While it is doubtful whether this honor really belongs to Drake, an Englishman, seeing the statue, would be inclined to say, “Is this all that Germany has to tell of the great captain who led our navy against the Spanish Armada; the first Englishman to sail around the world; the most daring explorer, clever naval commander, expert seaman, brave soldier, loyal friend, and gallant enemy of his time?” A Spaniard, on the contrary, might well exclaim, “Why did Germany erect a statue to this terrible man whom our poets call Dragontea [Dragon], this greatest of all pirates, this terror of the sea?” All this, and more, might be said of one man, who began life as a ship’s boy.
At the time Drake first went to sea, England and Spain were by no means friendly.
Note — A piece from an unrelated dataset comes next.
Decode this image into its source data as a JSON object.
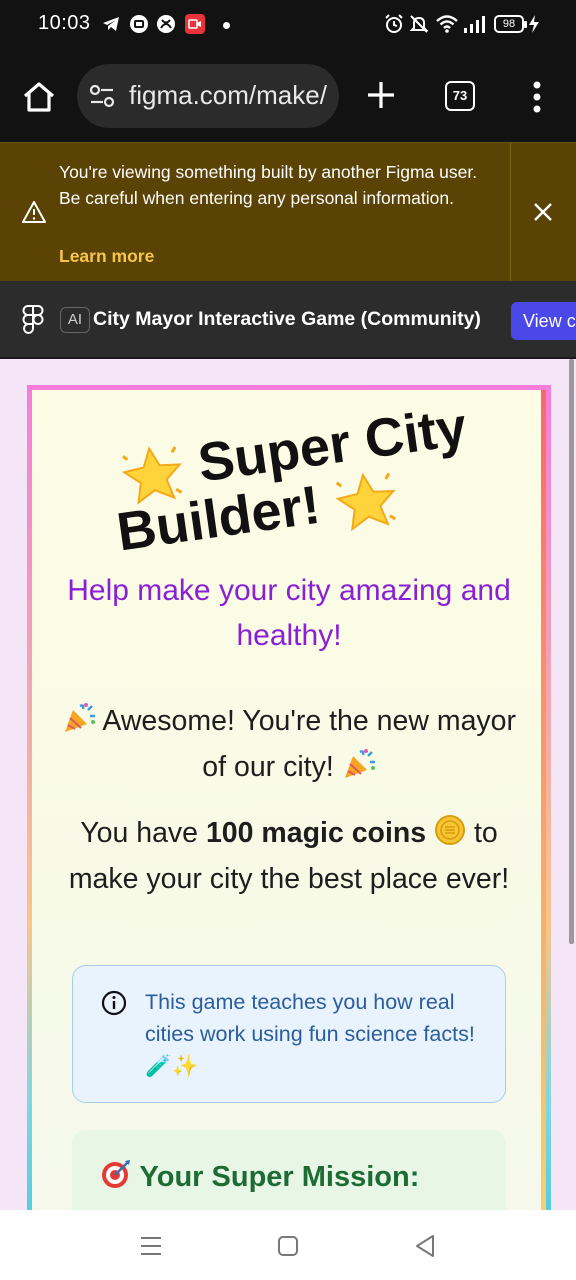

Henry the Eighth of England had ill-treated his wife, who was a Spanish princess. In addition he had drawn the English people away from the Church of Rome. These things were most displeasing to Spain, but there was still another reason for disagreement. The interests of the two countries were opposed commercially, and this was the most important cause of contention.
Spain claimed by right of discovery, and gift of the Pope of Rome, all the land in the new world except Brazil (which belonged to Portugal), and held that no explorers or tradesmen, other than her own, had any rights on her waters or in her ports. English seamen denied much of this claim, and so frequent were the disputes arising upon the subject that the English sailors adopted as a maxim, “No peace beyond the line,” meaning the line which was, by the Pope’s decree, the eastern boundary of the Spanish claim.